Tutti rassicurati dalle parole del ministro: “Mittal dà lavoro a ventimila persone”, un’implicita assicurazione sulla sua lunga sopravvivenza. Il governo non stanzia nuovi fondi per Taranto, ma vengono sbloccati quelli già contabilizzati in passato. Roma seguirà passo per passo progetti che interesseranno sanità, Università, bonifiche, Città vecchia, porto, imprese, comuni della provincia.
Tra le proposte maggiormente degne di nota, quella del Presidente della Provincia di restaurare palazzo Frisini, lo storico Liceo Ferraris, per utilizzarlo come sede di un centro di ricerca . Soldi, tanti soldi per Taranto. I presenti, come ad una festa di compleanno, sorridono contenti al festeggiato Di Maio che taglia la torta.
Persino il presidente della Regione Emiliano, un po’ preoccupato dall’eccessiva intrusione del governo nella gestione dei progetti che partiranno, è stato rassicurato da Di Maio: Roma non scavalcherà le competenze degli enti locali sulla gestione dei fondi disponibili.
In tanti stasera saranno tornati a casa ben contenti della visita dei ministri a Taranto. Nessuno stravolgimento, per ora, dei programmi industriali e parecchi soldini per muovere un’economia anemica che senza aiuti è in sofferenza.
Qualche passo in avanti si preannuncia su alcune modifiche anticipate da Di Maio rispetto a norme riguardanti immunità penale e danno sanitario che, con Calenda al MiSE, ci avevano indotti a livelli davvero alti di intolleranza per le istituzioni.
Tutti riconvocati tra due mesi, quando si farà il punto sullo stato di avanzamento dei progetti che dovrebbero presto partire. Appena fuori dalla zona rossa della Prefettura in tanti protestavano silenziosi o esprimendo ad alta voce la propria delusione per il capo di un Movimento a cui avevano creduto.

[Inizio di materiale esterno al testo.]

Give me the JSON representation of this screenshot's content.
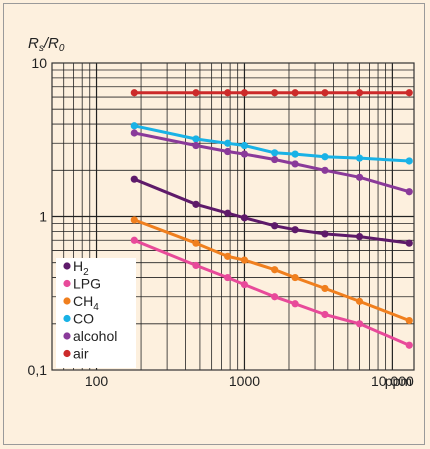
{
  "chart_data": {
    "type": "line",
    "ylabel_main": "R",
    "ylabel_sub1": "s",
    "ylabel_mid": "/R",
    "ylabel_sub2": "0",
    "xunit": "ppm",
    "xscale": "log",
    "yscale": "log",
    "xlim": [
      50,
      14000
    ],
    "ylim": [
      0.1,
      10
    ],
    "xticks": [
      {
        "value": 100,
        "label": "100"
      },
      {
        "value": 1000,
        "label": "1000"
      },
      {
        "value": 10000,
        "label": "10 000"
      }
    ],
    "yticks": [
      {
        "value": 10,
        "label": "10"
      },
      {
        "value": 1,
        "label": "1"
      },
      {
        "value": 0.1,
        "label": "0,1"
      }
    ],
    "grid": true,
    "legend_position": "bottom-left",
    "series": [
      {
        "name": "air",
        "color": "#cc2a2a",
        "x": [
          180,
          470,
          770,
          1000,
          1600,
          2200,
          3500,
          6000,
          13000
        ],
        "y": [
          6.4,
          6.4,
          6.4,
          6.4,
          6.4,
          6.4,
          6.4,
          6.4,
          6.4
        ]
      },
      {
        "name": "CO",
        "color": "#19b2e6",
        "x": [
          180,
          470,
          770,
          1000,
          1600,
          2200,
          3500,
          6000,
          13000
        ],
        "y": [
          3.9,
          3.2,
          3.0,
          2.9,
          2.6,
          2.55,
          2.45,
          2.4,
          2.3
        ]
      },
      {
        "name": "alcohol",
        "color": "#8a3a9a",
        "x": [
          180,
          470,
          770,
          1000,
          1600,
          2200,
          3500,
          6000,
          13000
        ],
        "y": [
          3.5,
          2.9,
          2.65,
          2.55,
          2.35,
          2.2,
          2.0,
          1.8,
          1.45
        ]
      },
      {
        "name": "H",
        "sub": "2",
        "color": "#5e1a6a",
        "x": [
          180,
          470,
          770,
          1000,
          1600,
          2200,
          3500,
          6000,
          13000
        ],
        "y": [
          1.75,
          1.2,
          1.05,
          0.98,
          0.87,
          0.82,
          0.77,
          0.74,
          0.67
        ]
      },
      {
        "name": "CH",
        "sub": "4",
        "color": "#f07f1e",
        "x": [
          180,
          470,
          770,
          1000,
          1600,
          2200,
          3500,
          6000,
          13000
        ],
        "y": [
          0.95,
          0.67,
          0.55,
          0.52,
          0.45,
          0.4,
          0.34,
          0.28,
          0.21
        ]
      },
      {
        "name": "LPG",
        "color": "#e84a9a",
        "x": [
          180,
          470,
          770,
          1000,
          1600,
          2200,
          3500,
          6000,
          13000
        ],
        "y": [
          0.7,
          0.48,
          0.4,
          0.36,
          0.3,
          0.27,
          0.23,
          0.2,
          0.145
        ]
      }
    ],
    "legend_order": [
      "H",
      "LPG",
      "CH",
      "CO",
      "alcohol",
      "air"
    ]
  }
}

Una giornata particolare in riva allo Ionio, ma non troppo diversa da tante altre che la nostra città ha vissuto in passato. Di parole per Taranto, negli anni, ne sono state spese fin troppe senza che abbiano mai portato un vero cambiamento. Vedremo anche questa volta cosa accadrà in concreto. Intanto i camini continuano a fumare e continueranno per molto ancora.